Tan menarik nafas dalam dan membuangnya perlahan lalu berdiri sambil menarik pangkal lengan Yu Jie dengan keras, membuat gadis itu meringis. Tanpa berkata apa-apa, Tan menarik paksa Yu Jie untuk masuk kembali ke dalam kastil.

Pintu ruang makan di buka dengan kasar oleh Tan. Membuat Datuk Ghani sang ayah menjadi meradang.

"Tan! Apa yang kamu lakukan?! Tidak sopan!"

Tan yang berdiri di ambang pintu, mendorong masuk Yu Jie.
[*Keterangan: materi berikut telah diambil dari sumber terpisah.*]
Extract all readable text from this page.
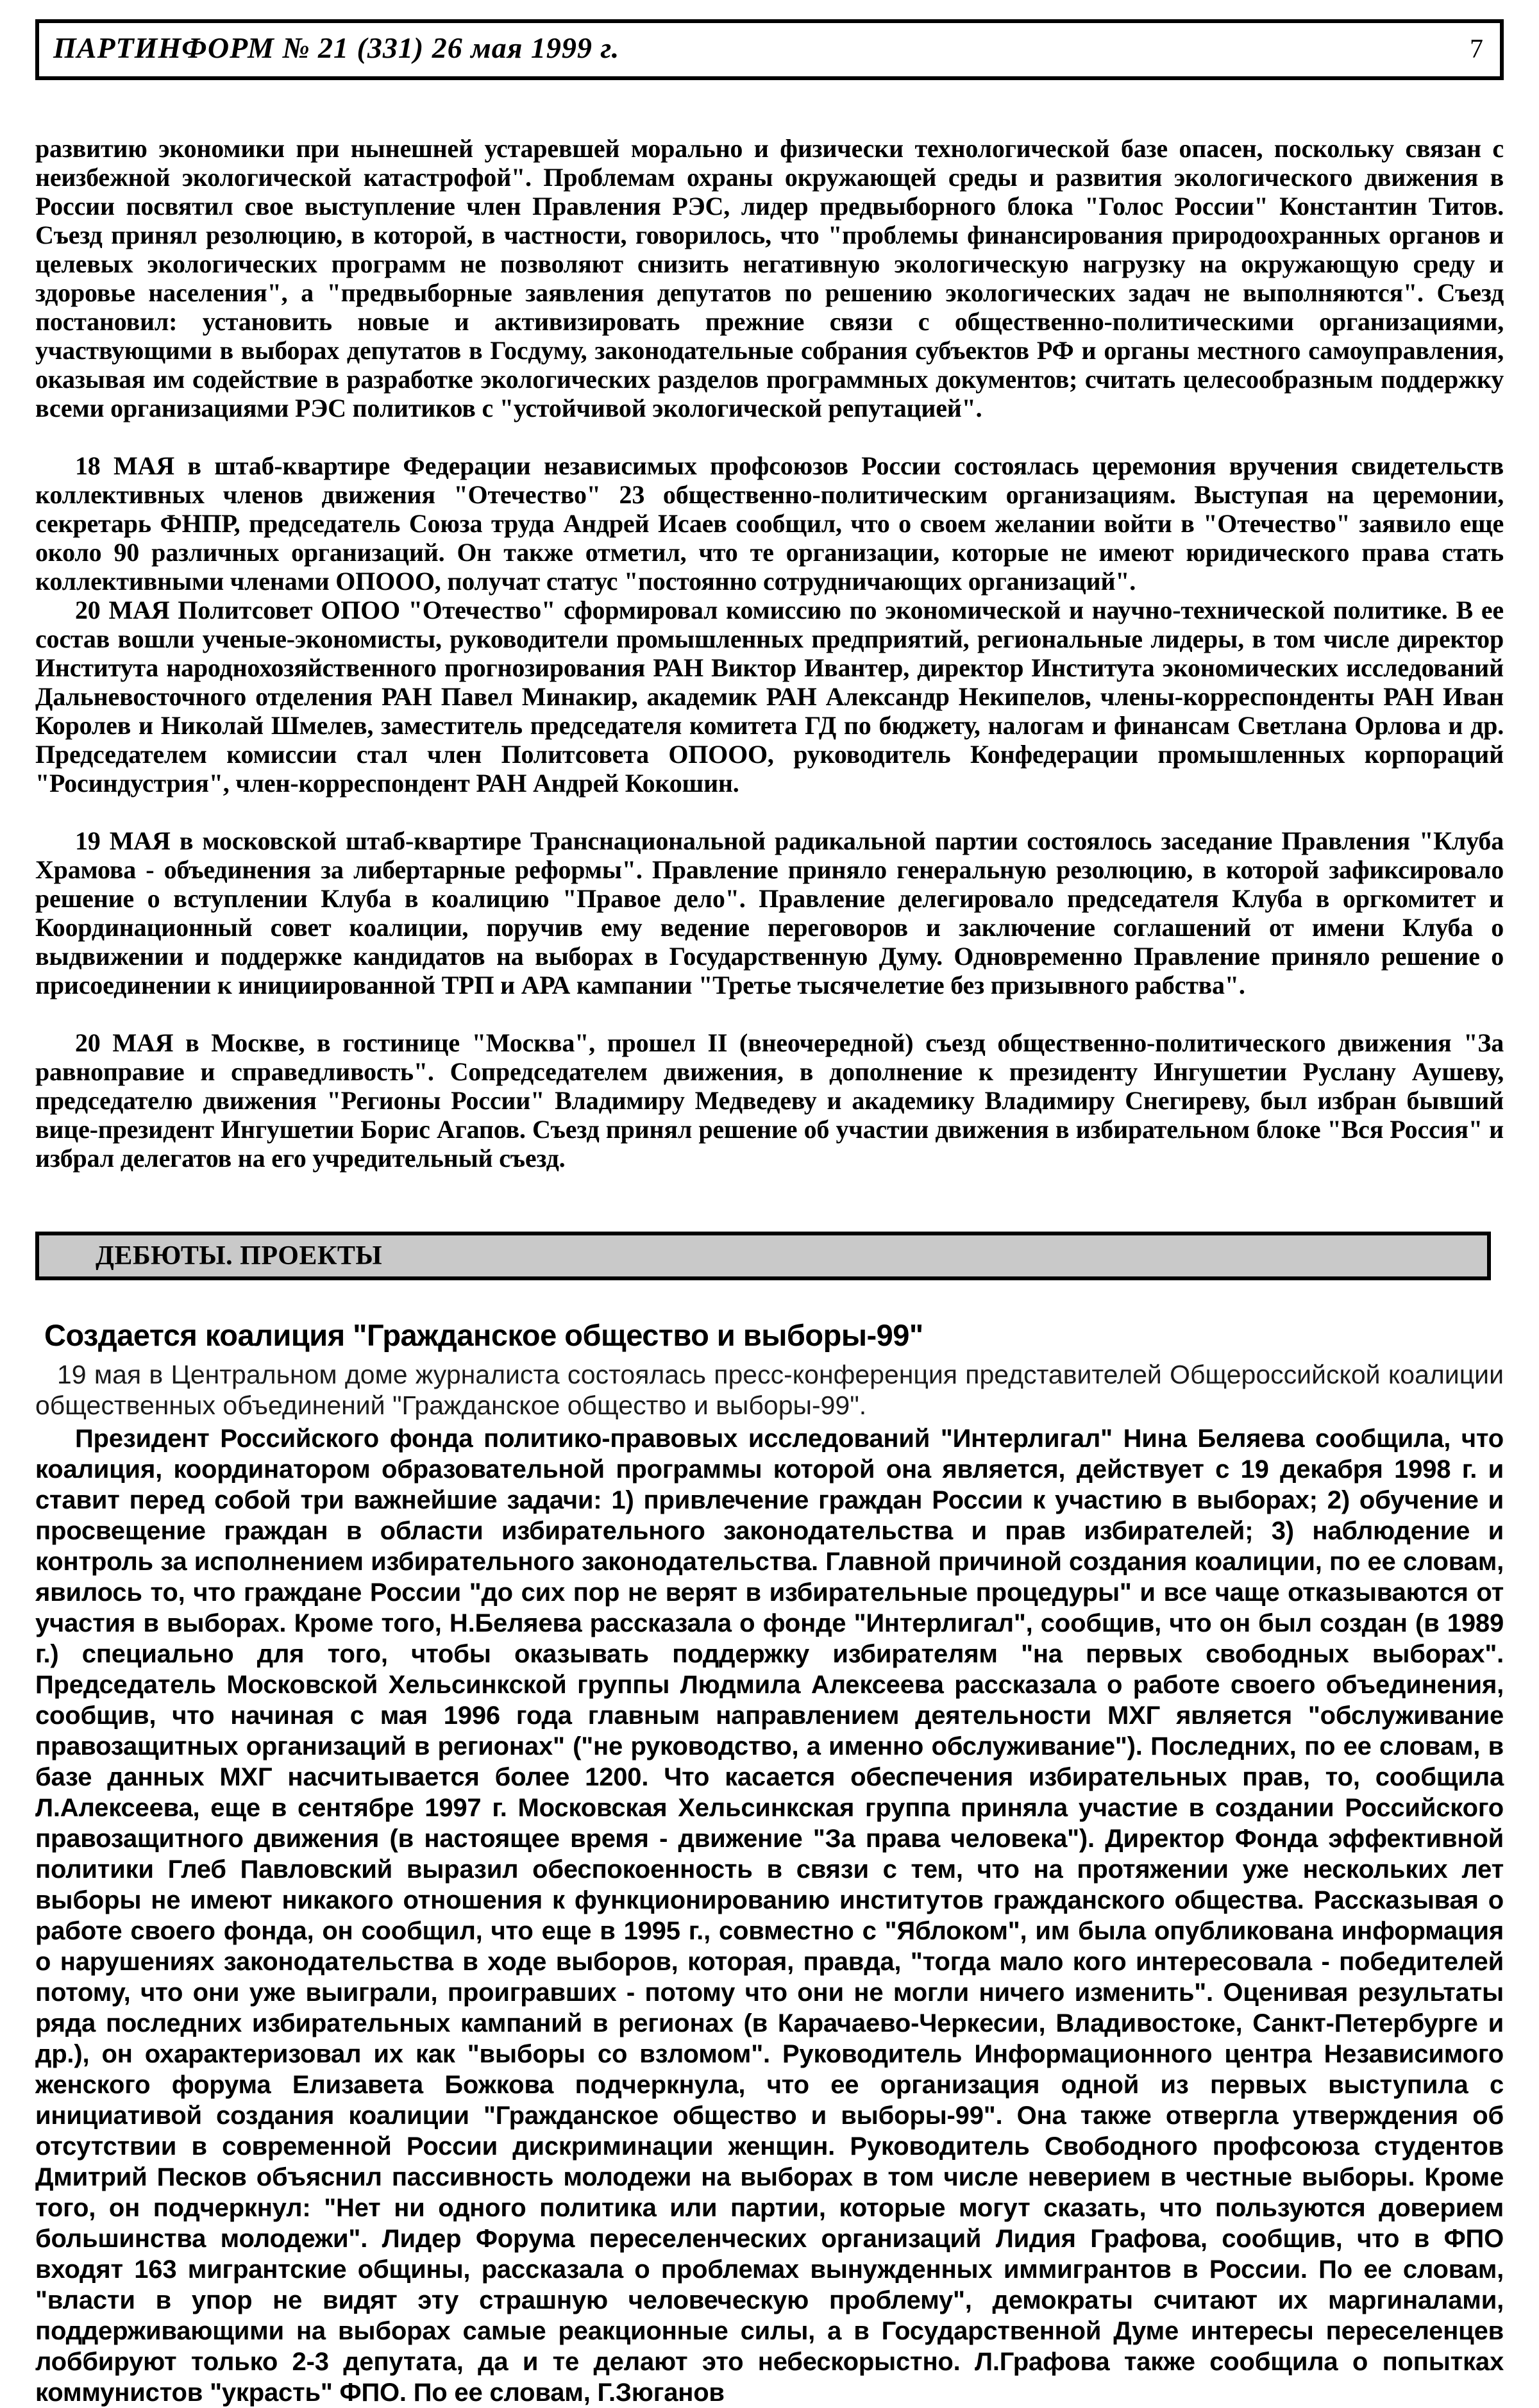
ПАРТИНФОРМ № 21 (331) 26 мая 1999 г.	7

развитию экономики при нынешней устаревшей морально и физически технологической базе опасен, поскольку связан с неизбежной экологической катастрофой". Проблемам охраны окружающей среды и развития экологического движения в России посвятил свое выступление член Правления РЭС, лидер предвыборного блока "Голос России" Константин Титов. Съезд принял резолюцию, в которой, в частности, говорилось, что "проблемы финансирования природоохранных органов и целевых экологических программ не позволяют снизить негативную экологическую нагрузку на окружающую среду и здоровье населения", а "предвыборные заявления депутатов по решению экологических задач не выполняются". Съезд постановил: установить новые и активизировать прежние связи с общественно-политическими организациями, участвующими в выборах депутатов в Госдуму, законодательные собрания субъектов РФ и органы местного самоуправления, оказывая им содействие в разработке экологических разделов программных документов; считать целесообразным поддержку всеми организациями РЭС политиков с "устойчивой экологической репутацией".

18 МАЯ в штаб-квартире Федерации независимых профсоюзов России состоялась церемония вручения свидетельств коллективных членов движения "Отечество" 23 общественно-политическим организациям. Выступая на церемонии, секретарь ФНПР, председатель Союза труда Андрей Исаев сообщил, что о своем желании войти в "Отечество" заявило еще около 90 различных организаций. Он также отметил, что те организации, которые не имеют юридического права стать коллективными членами ОПООО, получат статус "постоянно сотрудничающих организаций".

20 МАЯ Политсовет ОПОО "Отечество" сформировал комиссию по экономической и научно-технической политике. В ее состав вошли ученые-экономисты, руководители промышленных предприятий, региональные лидеры, в том числе директор Института народнохозяйственного прогнозирования РАН Виктор Ивантер, директор Института экономических исследований Дальневосточного отделения РАН Павел Минакир, академик РАН Александр Некипелов, члены-корреспонденты РАН Иван Королев и Николай Шмелев, заместитель председателя комитета ГД по бюджету, налогам и финансам Светлана Орлова и др. Председателем комиссии стал член Политсовета ОПООО, руководитель Конфедерации промышленных корпораций "Росиндустрия", член-корреспондент РАН Андрей Кокошин.

19 МАЯ в московской штаб-квартире Транснациональной радикальной партии состоялось заседание Правления "Клуба Храмова - объединения за либертарные реформы". Правление приняло генеральную резолюцию, в которой зафиксировало решение о вступлении Клуба в коалицию "Правое дело". Правление делегировало председателя Клуба в оргкомитет и Координационный совет коалиции, поручив ему ведение переговоров и заключение соглашений от имени Клуба о выдвижении и поддержке кандидатов на выборах в Государственную Думу. Одновременно Правление приняло решение о присоединении к инициированной ТРП и АРА кампании "Третье тысячелетие без призывного рабства".

20 МАЯ в Москве, в гостинице "Москва", прошел II (внеочередной) съезд общественно-политического движения "За равноправие и справедливость". Сопредседателем движения, в дополнение к президенту Ингушетии Руслану Аушеву, председателю движения "Регионы России" Владимиру Медведеву и академику Владимиру Снегиреву, был избран бывший вице-президент Ингушетии Борис Агапов. Съезд принял решение об участии движения в избирательном блоке "Вся Россия" и избрал делегатов на его учредительный съезд.

ДЕБЮТЫ. ПРОЕКТЫ
Создается коалиция "Гражданское общество и выборы-99"

19 мая в Центральном доме журналиста состоялась пресс-конференция представителей Общероссийской коалиции общественных объединений "Гражданское общество и выборы-99".

Президент Российского фонда политико-правовых исследований "Интерлигал" Нина Беляева сообщила, что коалиция, координатором образовательной программы которой она является, действует с 19 декабря 1998 г. и ставит перед собой три важнейшие задачи: 1) привлечение граждан России к участию в выборах; 2) обучение и просвещение граждан в области избирательного законодательства и прав избирателей; 3) наблюдение и контроль за исполнением избирательного законодательства. Главной причиной создания коалиции, по ее словам, явилось то, что граждане России "до сих пор не верят в избирательные процедуры" и все чаще отказываются от участия в выборах. Кроме того, Н.Беляева рассказала о фонде "Интерлигал", сообщив, что он был создан (в 1989 г.) специально для того, чтобы оказывать поддержку избирателям "на первых свободных выборах". Председатель Московской Хельсинкской группы Людмила Алексеева рассказала о работе своего объединения, сообщив, что начиная с мая 1996 года главным направлением деятельности МХГ является "обслуживание правозащитных организаций в регионах" ("не руководство, а именно обслуживание"). Последних, по ее словам, в базе данных МХГ насчитывается более 1200. Что касается обеспечения избирательных прав, то, сообщила Л.Алексеева, еще в сентябре 1997 г. Московская Хельсинкская группа приняла участие в создании Российского правозащитного движения (в настоящее время - движение "За права человека"). Директор Фонда эффективной политики Глеб Павловский выразил обеспокоенность в связи с тем, что на протяжении уже нескольких лет выборы не имеют никакого отношения к функционированию институтов гражданского общества. Рассказывая о работе своего фонда, он сообщил, что еще в 1995 г., совместно с "Яблоком", им была опубликована информация о нарушениях законодательства в ходе выборов, которая, правда, "тогда мало кого интересовала - победителей потому, что они уже выиграли, проигравших - потому что они не могли ничего изменить". Оценивая результаты ряда последних избирательных кампаний в регионах (в Карачаево-Черкесии, Владивостоке, Санкт-Петербурге и др.), он охарактеризовал их как "выборы со взломом". Руководитель Информационного центра Независимого женского форума Елизавета Божкова подчеркнула, что ее организация одной из первых выступила с инициативой создания коалиции "Гражданское общество и выборы-99". Она также отвергла утверждения об отсутствии в современной России дискриминации женщин. Руководитель Свободного профсоюза студентов Дмитрий Песков объяснил пассивность молодежи на выборах в том числе неверием в честные выборы. Кроме того, он подчеркнул: "Нет ни одного политика или партии, которые могут сказать, что пользуются доверием большинства молодежи". Лидер Форума переселенческих организаций Лидия Графова, сообщив, что в ФПО входят 163 мигрантские общины, рассказала о проблемах вынужденных иммигрантов в России. По ее словам, "власти в упор не видят эту страшную человеческую проблему", демократы считают их маргиналами, поддерживающими на выборах самые реакционные силы, а в Государственной Думе интересы переселенцев лоббируют только 2-3 депутата, да и те делают это небескорыстно. Л.Графова также сообщила о попытках коммунистов "украсть" ФПО. По ее словам, Г.Зюганов
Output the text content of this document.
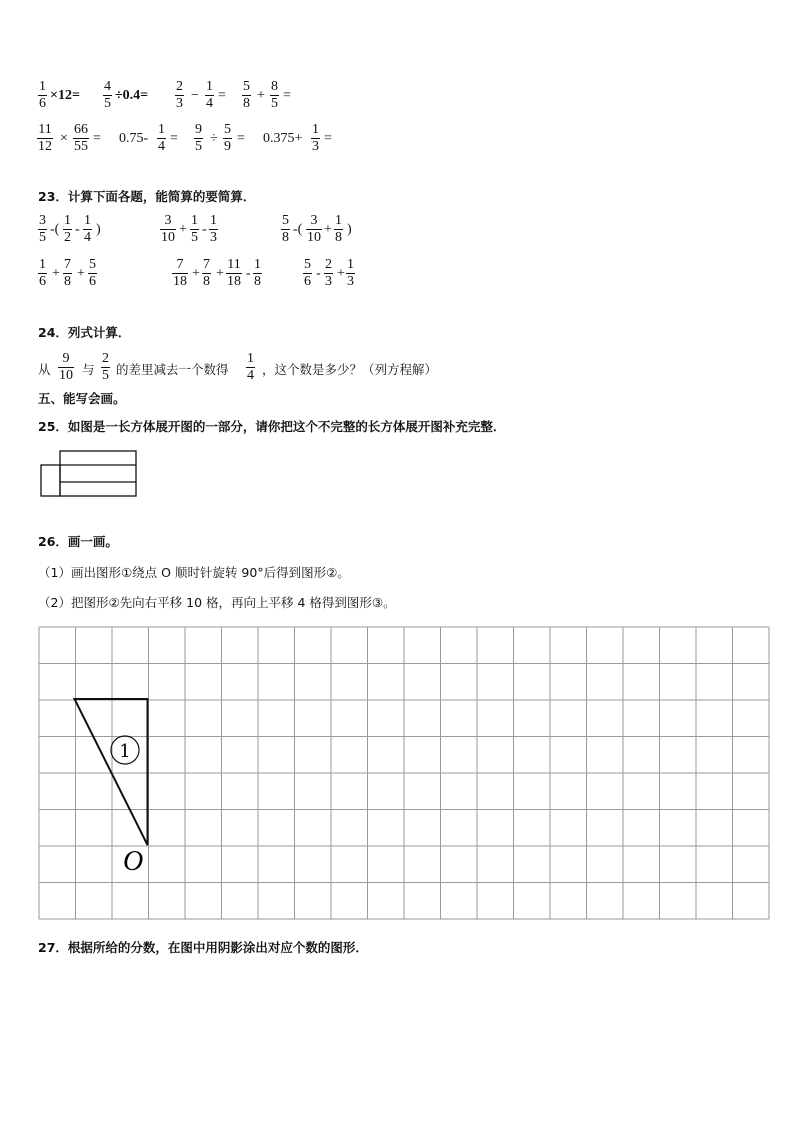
$\frac{1}{6} \times 12= \frac{4}{5} \div 0.4= \frac{2}{3} - \frac{1}{4} = \frac{5}{8} + \frac{8}{5}$ =
$\frac{11}{12} \times \frac{66}{55} = 0.75- \frac{1}{4} = \frac{9}{5} \div \frac{5}{9} = 0.375+ \frac{1}{3}$ =
23．计算下面各题，能简算的要简算．
$\frac{3}{5}$ -( $\frac{1}{2} - \frac{1}{4}$ )	$\frac{3}{10} + \frac{1}{5} - \frac{1}{3}$	$\frac{5}{8}$ -( $\frac{3}{10} + \frac{1}{8}$ )
$\frac{1}{6} + \frac{7}{8} + \frac{5}{6}$	$\frac{7}{18} + \frac{7}{8} + \frac{11}{18} - \frac{1}{8}$	$\frac{5}{6} - \frac{2}{3} + \frac{1}{3}$
24．列式计算．
从 $\frac{9}{10}$ 与 $\frac{2}{5}$ 的差里减去一个数得 $\frac{1}{4}$ ，这个数是多少？（列方程解）
五、能写会画。
25．如图是一长方体展开图的一部分，请你把这个不完整的长方体展开图补充完整．
26．画一画。
（1）画出图形①绕点 O 顺时针旋转 90°后得到图形②。
（2）把图形②先向右平移 10 格，再向上平移 4 格得到图形③。
1
O
27．根据所给的分数，在图中用阴影涂出对应个数的图形．
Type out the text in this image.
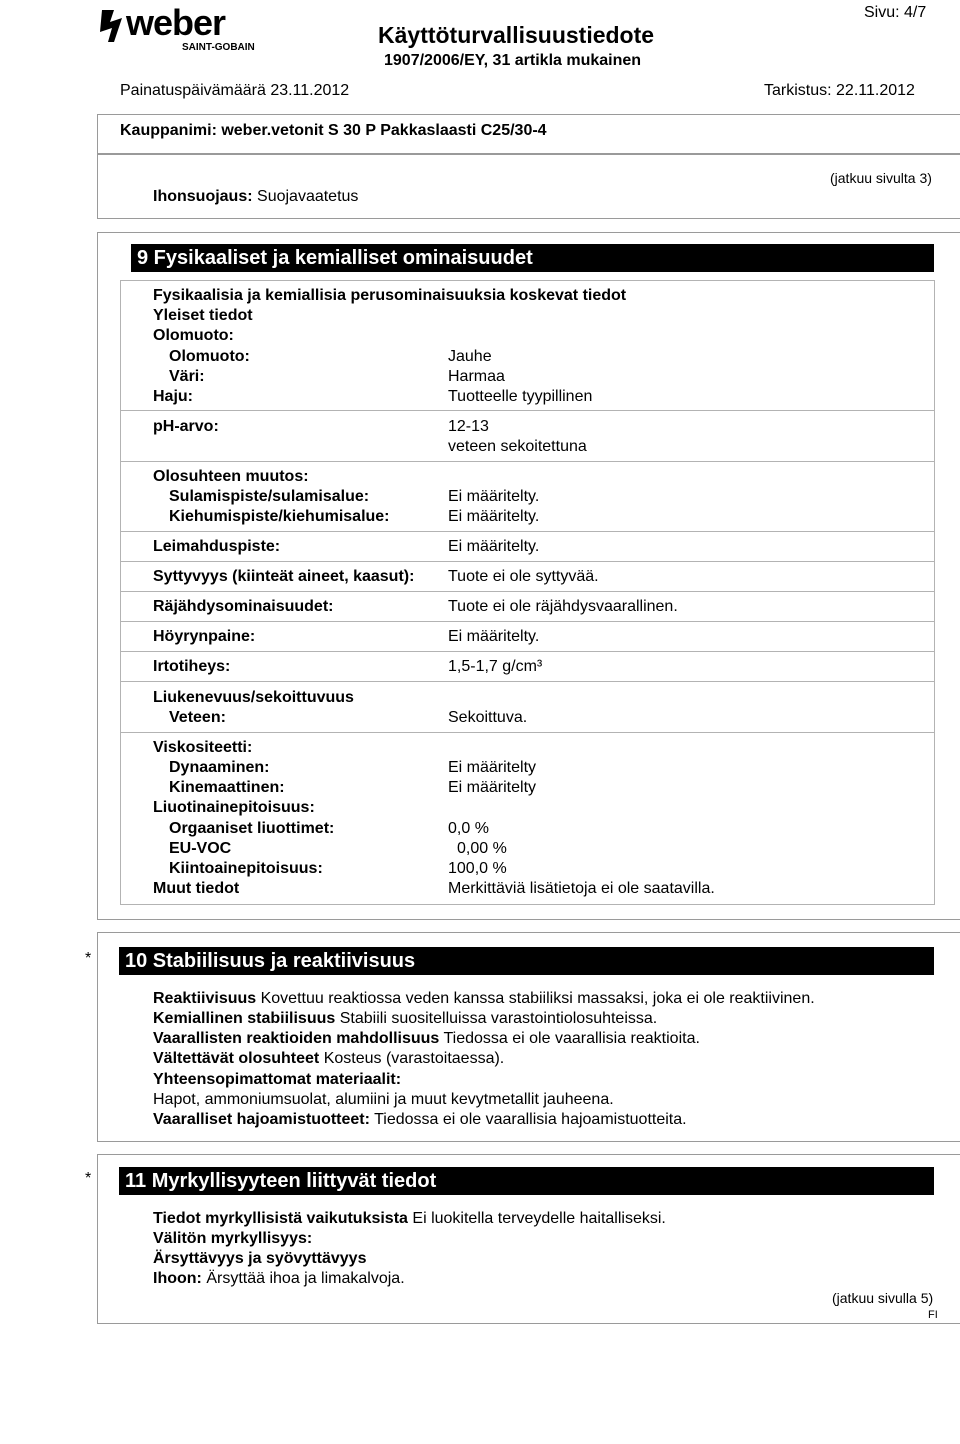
weber
SAINT-GOBAIN	Käyttöturvallisuustiedote
1907/2006/EY, 31 artikla mukainen
Sivu: 4/7
Painatuspäivämäärä 23.11.2012	Tarkistus: 22.11.2012
Kauppanimi: weber.vetonit S 30 P Pakkaslaasti C25/30-4
(jatkuu sivulta 3)
Ihonsuojaus: Suojavaatetus
9 Fysikaaliset ja kemialliset ominaisuudet
Fysikaalisia ja kemiallisia perusominaisuuksia koskevat tiedot
Yleiset tiedot
Olomuoto:
Olomuoto:	Jauhe
Väri:	Harmaa
Haju:	Tuotteelle tyypillinen
pH-arvo:	12-13
veteen sekoitettuna
Olosuhteen muutos:
Sulamispiste/sulamisalue:	Ei määritelty.
Kiehumispiste/kiehumisalue:	Ei määritelty.
Leimahduspiste:	Ei määritelty.
Syttyvyys (kiinteät aineet, kaasut): Tuote ei ole syttyvää.
Räjähdysominaisuudet:	Tuote ei ole räjähdysvaarallinen.
Höyrynpaine:	Ei määritelty.
Irtotiheys:	1,5-1,7 g/cm³
Liukenevuus/sekoittuvuus
Veteen:	Sekoittuva.
Viskositeetti:
Dynaaminen:	Ei määritelty
Kinemaattinen:	Ei määritelty
Liuotinainepitoisuus:
Orgaaniset liuottimet:	0,0 %
EU-VOC	0,00 %
Kiintoainepitoisuus:	100,0 %
Muut tiedot	Merkittäviä lisätietoja ei ole saatavilla.
*	10 Stabiilisuus ja reaktiivisuus
Reaktiivisuus Kovettuu reaktiossa veden kanssa stabiiliksi massaksi, joka ei ole reaktiivinen.
Kemiallinen stabiilisuus Stabiili suositelluissa varastointiolosuhteissa.
Vaarallisten reaktioiden mahdollisuus Tiedossa ei ole vaarallisia reaktioita.
Vältettävät olosuhteet Kosteus (varastoitaessa).
Yhteensopimattomat materiaalit:
Hapot, ammoniumsuolat, alumiini ja muut kevytmetallit jauheena.
Vaaralliset hajoamistuotteet: Tiedossa ei ole vaarallisia hajoamistuotteita.
*	11 Myrkyllisyyteen liittyvät tiedot
Tiedot myrkyllisistä vaikutuksista Ei luokitella terveydelle haitalliseksi.
Välitön myrkyllisyys:
Ärsyttävyys ja syövyttävyys
Ihoon: Ärsyttää ihoa ja limakalvoja.
(jatkuu sivulla 5)
FI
Membuat gadis itu jatuh tersungkur.

"Kenapa kamu lakukan itu Tan?!" ibunda Tan bergerak hendak menolong Yu Jie tetapi Tan segera melarang.

"Jangan ibu bantu dia!" lalu setelah menundukkan kepala sebagai permintaan maaf tidak sopan dan berlutut di hadapan Datuk Ghani, Datuk Laksamana, Nahkoda Hamid. "Dia hendak kabur dan ada kapal perompak yang siap menyerang kastil kapan pun dia beri sinyal! Ceritakan apa yang kamu katakan tadi. Di mana posisi kapal ketua perompakmu?"

Yu Jie duduk berlutut. Menceritakan semua yang telah disampaikan pada Tan dan memberi tahu di mana posisi kapal ketua perompaknya. Yu Jie tahu dirinya bersalah, jadi ia tidak akan meminta keringanan atau pun pengampunan seperti sebelumnya.

Datuk Laksamana menarik nafas panjang perlahan sebelum bertanya dengan tenang seperti biasanya. "Berapa hari, waktu yang mereka beri untukmu menyampaikan sinyalnya?"

"Tiga hari begitu saya menginjakkan kaki di kota ini tuan."

"Baiklah... karena ini baru satu hari, kita bisa mengumpulkan semua pasukan yang ada di kota ini kan Datuk Ghani?"

"Bisa Datuk. Semua pasukan yang ada di kota akan disiagakan dan sebagiannya akan bisa membantu di kapal perang Datuk!" jawab Datuk Ghani.

"Tidak perlu sebanyak itu Datuk. Cukup dua puluh orang dari pasukan Datuk Ghani saja yang naik ke kapal saya. Selebihnya bersiaga untuk menjaga kota. Lagi pula dengan kapal besar yang diperlengkapi meriam besar, para perompak tidak punya banyak pilihan. Menyerah atau ditenggelamkan! Terlebih ada Tan, yang bersama saya!"

Tan mengambil sikap siap atas kehormatan yang diberikan Datuk Laksamana padanya.

"Baiklah Datuk. Dan saya akan membantu menjaga tuan Cil di kastil ini."

Datuk Laksamana tersenyum. Itulah yang paling diharapkannya dari Datuk Ghani saat ini.